At the crossroad of large galaxy surveys : developing cosmic shear analysis with Bayesian neural networks for Dark Energy studies with the Vera Rubin Observatory LSST

Pourvu:

Non

During the last decade, cosmology has entered a precision era, leading to the prevalence of the standard cosmological model, ΛCDM. Nevertheless, the main ingredient of this model, the so-called dark energy, remains mysterious while dominating the energy budget of the Universe. Its comprehension is therefore one of the main goals in this domain. The starting generation of cosmological surveys, among which the one of the Euclid satellite launched last year and the Legacy Survey of Space and Time (LSST) of the Vera Rubin Observatory (on the ground) which will see its first light mid-2025 (commissioning is already going on !).

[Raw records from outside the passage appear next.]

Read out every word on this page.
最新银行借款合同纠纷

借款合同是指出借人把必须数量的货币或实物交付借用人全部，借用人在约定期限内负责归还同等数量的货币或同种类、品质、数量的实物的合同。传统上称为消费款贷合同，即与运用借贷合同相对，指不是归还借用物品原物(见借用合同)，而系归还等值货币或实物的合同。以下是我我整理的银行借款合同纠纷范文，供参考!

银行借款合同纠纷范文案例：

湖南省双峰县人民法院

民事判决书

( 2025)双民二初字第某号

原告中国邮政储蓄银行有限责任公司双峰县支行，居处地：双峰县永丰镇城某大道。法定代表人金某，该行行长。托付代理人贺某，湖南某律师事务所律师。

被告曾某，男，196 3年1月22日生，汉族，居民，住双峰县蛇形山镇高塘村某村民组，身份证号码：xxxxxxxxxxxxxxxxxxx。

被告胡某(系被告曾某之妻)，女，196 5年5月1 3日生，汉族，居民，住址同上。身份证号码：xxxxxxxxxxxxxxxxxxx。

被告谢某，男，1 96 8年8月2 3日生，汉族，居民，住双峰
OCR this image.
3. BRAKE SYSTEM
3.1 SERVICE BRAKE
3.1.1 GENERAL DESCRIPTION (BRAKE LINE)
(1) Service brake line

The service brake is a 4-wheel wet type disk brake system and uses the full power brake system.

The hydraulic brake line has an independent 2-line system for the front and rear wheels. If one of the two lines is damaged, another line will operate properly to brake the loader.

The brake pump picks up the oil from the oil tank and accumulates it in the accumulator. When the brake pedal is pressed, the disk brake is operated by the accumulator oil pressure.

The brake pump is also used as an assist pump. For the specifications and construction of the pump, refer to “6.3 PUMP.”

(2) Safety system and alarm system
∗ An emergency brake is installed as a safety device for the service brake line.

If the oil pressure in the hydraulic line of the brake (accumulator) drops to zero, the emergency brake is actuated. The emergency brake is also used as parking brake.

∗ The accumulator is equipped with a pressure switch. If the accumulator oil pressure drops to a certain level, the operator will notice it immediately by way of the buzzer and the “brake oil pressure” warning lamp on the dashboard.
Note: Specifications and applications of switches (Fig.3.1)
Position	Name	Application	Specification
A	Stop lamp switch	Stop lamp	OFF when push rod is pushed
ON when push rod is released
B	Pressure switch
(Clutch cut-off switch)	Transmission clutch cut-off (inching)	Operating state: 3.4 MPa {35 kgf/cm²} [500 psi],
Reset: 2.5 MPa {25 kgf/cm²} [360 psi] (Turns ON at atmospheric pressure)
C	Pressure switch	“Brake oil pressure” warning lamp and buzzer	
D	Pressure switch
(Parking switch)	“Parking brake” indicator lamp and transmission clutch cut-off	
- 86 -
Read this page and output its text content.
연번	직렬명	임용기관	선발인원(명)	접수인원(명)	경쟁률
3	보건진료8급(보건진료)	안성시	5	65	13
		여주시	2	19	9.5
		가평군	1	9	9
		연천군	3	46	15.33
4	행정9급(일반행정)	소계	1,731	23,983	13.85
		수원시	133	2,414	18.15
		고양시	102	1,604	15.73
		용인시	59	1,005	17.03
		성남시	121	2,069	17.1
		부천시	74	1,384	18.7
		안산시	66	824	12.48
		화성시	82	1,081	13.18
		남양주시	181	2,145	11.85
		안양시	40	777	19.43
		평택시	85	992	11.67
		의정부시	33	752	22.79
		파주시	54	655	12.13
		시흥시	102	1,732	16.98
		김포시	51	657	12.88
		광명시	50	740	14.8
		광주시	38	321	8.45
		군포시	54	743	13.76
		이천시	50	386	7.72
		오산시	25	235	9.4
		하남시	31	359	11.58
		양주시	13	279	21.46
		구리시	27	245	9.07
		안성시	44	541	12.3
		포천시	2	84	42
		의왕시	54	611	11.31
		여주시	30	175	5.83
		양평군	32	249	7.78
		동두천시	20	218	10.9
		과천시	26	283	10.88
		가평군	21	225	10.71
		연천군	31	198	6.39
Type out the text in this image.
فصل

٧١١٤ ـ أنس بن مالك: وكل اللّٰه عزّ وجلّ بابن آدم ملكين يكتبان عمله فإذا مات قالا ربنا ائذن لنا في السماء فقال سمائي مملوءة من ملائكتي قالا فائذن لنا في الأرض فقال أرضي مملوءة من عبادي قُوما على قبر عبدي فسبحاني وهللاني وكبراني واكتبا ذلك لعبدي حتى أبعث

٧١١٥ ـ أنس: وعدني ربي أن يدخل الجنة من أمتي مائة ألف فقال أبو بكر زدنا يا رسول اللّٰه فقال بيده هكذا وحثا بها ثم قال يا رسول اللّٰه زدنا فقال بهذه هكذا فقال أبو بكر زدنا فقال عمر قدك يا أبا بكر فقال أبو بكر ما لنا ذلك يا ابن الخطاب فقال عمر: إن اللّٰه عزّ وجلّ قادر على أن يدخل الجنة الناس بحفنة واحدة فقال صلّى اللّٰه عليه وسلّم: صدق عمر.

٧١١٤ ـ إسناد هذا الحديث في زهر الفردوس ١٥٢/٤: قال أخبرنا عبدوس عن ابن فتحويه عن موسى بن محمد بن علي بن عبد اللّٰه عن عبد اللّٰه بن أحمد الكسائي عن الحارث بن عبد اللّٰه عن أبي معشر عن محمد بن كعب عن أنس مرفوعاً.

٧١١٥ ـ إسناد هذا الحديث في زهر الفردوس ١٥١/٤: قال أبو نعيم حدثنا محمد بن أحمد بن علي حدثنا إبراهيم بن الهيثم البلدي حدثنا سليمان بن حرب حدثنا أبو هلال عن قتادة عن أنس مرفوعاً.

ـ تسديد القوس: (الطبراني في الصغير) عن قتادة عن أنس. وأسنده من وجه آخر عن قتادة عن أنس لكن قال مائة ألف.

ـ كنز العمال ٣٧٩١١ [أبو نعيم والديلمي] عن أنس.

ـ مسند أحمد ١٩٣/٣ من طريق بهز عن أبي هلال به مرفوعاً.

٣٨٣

These surveys, when combined, will map thousands of square degrees of sky in a multiwavelength manner with sub-arcsec resolution. This will result in the detection of several tens of billions of sources, enabling a wide range of astrophysical investigations and providing unprecedented constraints on the nature of dark energy and dark matter. The scope of the PhD topic, based in the LSST dark energy science collaboration context, will aim to bring new developments at the intersection of the two surveys. More precisely, the PhD topic discussed here (and the preceding internship) will focus on developing analyses for weak gravitational lensing and will aim at being able to combine the data of LSST and Euclid. We will use machine learning approaches that we want to build into Bayesian pipelines which is the context of our “AstroDeep” ANR funding, and the direction taken by our research team for the past few years.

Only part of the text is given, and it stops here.